I've been negligent in the posting of new subject material on my web site. In part, because my roommates conspired to involve me in a gigantic time sink, but also because my rapid prototyper arrived [1]. These devices, also known as 3D printers, take a 3D design and quickly generate a facsimile in plastic, resin, or a dozen other possible materials. This allows the designer to quickly test out a design before spending the money on having it manufactured for real.

While a mainstay in mechanical engineering for years, the considerable price of these machines have left them out of the outs of hobbyists (the cheap ones tend to be multiples of $10,000). That is, until a couple years ago when the RepRap project started up. Started by an academic (of course), this project's goal was to design a rapid prototyper that could be manufactured using a rapid prototyper. Once this goal is accomplished, one generation of machines could manufacture the next at low cost.

By virtue of being overly idealistic, there exist a few major problems. The first, most obvious problem is reminiscent of the chicken and the egg: where do the parts for the first generation of machines come from? While some people have access to commercial rapid prototypers, this is an expensive option for the majority of people. To address this problem, several companies started up using more accessible tooling (such as laser cutters) to manufacture machines of similar design which could be used to manufacture a first generation RepRap (or “bootstrap” the process).

This particular construction project has been my third attempt to get a working prototyper, and the first two attempts both illustrated the second problem: a self-replicating machine can be only as sophisticated as its ability to manufacture. Add to this, the limited engineering experience of the project initiators and unique limitations of each manufacturing method, the first generation of these machines were far from optimal. My first attempt came when a friend purchased a laser-cut derivative of a Darwin (version one RepRap). While we got the machine assembled, it had a habit of rattling itself apart and the extruder (the heart of the machine, responsible for laying down the plastic) refused to work but once.

Realizing the goal of a self-replicating rapid prototyper might be a bit overly optimistic, several companies started up product lines which simply sought to make a low-cost rapid prototyper. The ability to replicate itself was simply not a concern; instead, the focus is on optimizing the design for the manufacturing capabilities available to them. The most well-known manufacturer here would be Makerbot Industries, the source of both my second and most current attempts.

Makerbot's first product, the Cupcake, improved upon the performance of other laser-cut RepRaps, but still suffered many of the same problems. Most critically, the extruder, while improved from the original Darwin, still suffered significant reliability problems that prevented me from ever successfully manufacturing an item. Their newest generation of extruder, included with my recently purchased Thing-O-Matic, appears to largely resolved the problem. So, here's my assembled machine:

Thing-O-Matic by Jonathan McGee

Before people start asking me to make random things, take notice of my choice of words: assembled, not finished.

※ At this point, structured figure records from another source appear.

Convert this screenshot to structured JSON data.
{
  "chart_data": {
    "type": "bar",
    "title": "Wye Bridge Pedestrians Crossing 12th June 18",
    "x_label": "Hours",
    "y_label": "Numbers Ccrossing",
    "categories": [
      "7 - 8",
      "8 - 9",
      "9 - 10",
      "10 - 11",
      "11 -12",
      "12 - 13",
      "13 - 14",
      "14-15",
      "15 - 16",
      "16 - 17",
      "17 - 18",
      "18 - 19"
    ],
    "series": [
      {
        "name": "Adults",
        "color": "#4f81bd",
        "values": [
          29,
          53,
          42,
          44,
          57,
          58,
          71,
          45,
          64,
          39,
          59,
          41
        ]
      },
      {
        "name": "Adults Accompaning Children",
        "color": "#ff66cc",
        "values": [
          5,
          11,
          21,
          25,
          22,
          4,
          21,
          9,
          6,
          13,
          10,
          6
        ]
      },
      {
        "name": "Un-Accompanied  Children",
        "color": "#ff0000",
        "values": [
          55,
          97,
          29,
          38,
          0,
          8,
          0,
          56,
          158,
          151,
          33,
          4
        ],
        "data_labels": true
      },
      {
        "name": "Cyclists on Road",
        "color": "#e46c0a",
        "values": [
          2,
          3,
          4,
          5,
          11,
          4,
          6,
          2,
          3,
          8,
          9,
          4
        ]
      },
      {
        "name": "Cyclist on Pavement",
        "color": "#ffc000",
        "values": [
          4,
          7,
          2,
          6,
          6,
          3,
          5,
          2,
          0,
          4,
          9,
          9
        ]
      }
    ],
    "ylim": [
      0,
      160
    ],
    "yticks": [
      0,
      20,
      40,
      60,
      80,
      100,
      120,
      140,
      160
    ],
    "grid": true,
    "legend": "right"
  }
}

After the device was fully assembled and happily throwing the stage to and fro, extruding plastic and the like, I tried to print a shot glass to celebrate my success...failure. The print can't make it much more than an inch vertically before the extruder head embeds itself into the top of the object and otherwise begins misbehaving.

The instructions from Makerbot have you use a default configuration for skeinforge (the program that converts the 3D drawing into machine commands). What I hoped would be an acceptable starting point turned out to be non-workable. So for now, I need to figure out what combination of settings will resolve my problem.

Given the primary symptom (the print head catching on the building object beyond a certain height), it appears that more plastic is being extruded than the default calibration expects. This is unexpected, given that MakerBot's current extruder runs on a stepper motor, so the extrusion rate should be the same for everyone. So far, I've been able to get a tower to successfully complete by increasing the measured layer height, but not without side effects. I'll follow this post up later once I have a better idea of what's going on and how to resolve it.

Footnotes

1. The actual reason would be that my attention span is shorter than the lifespan of a mayfly.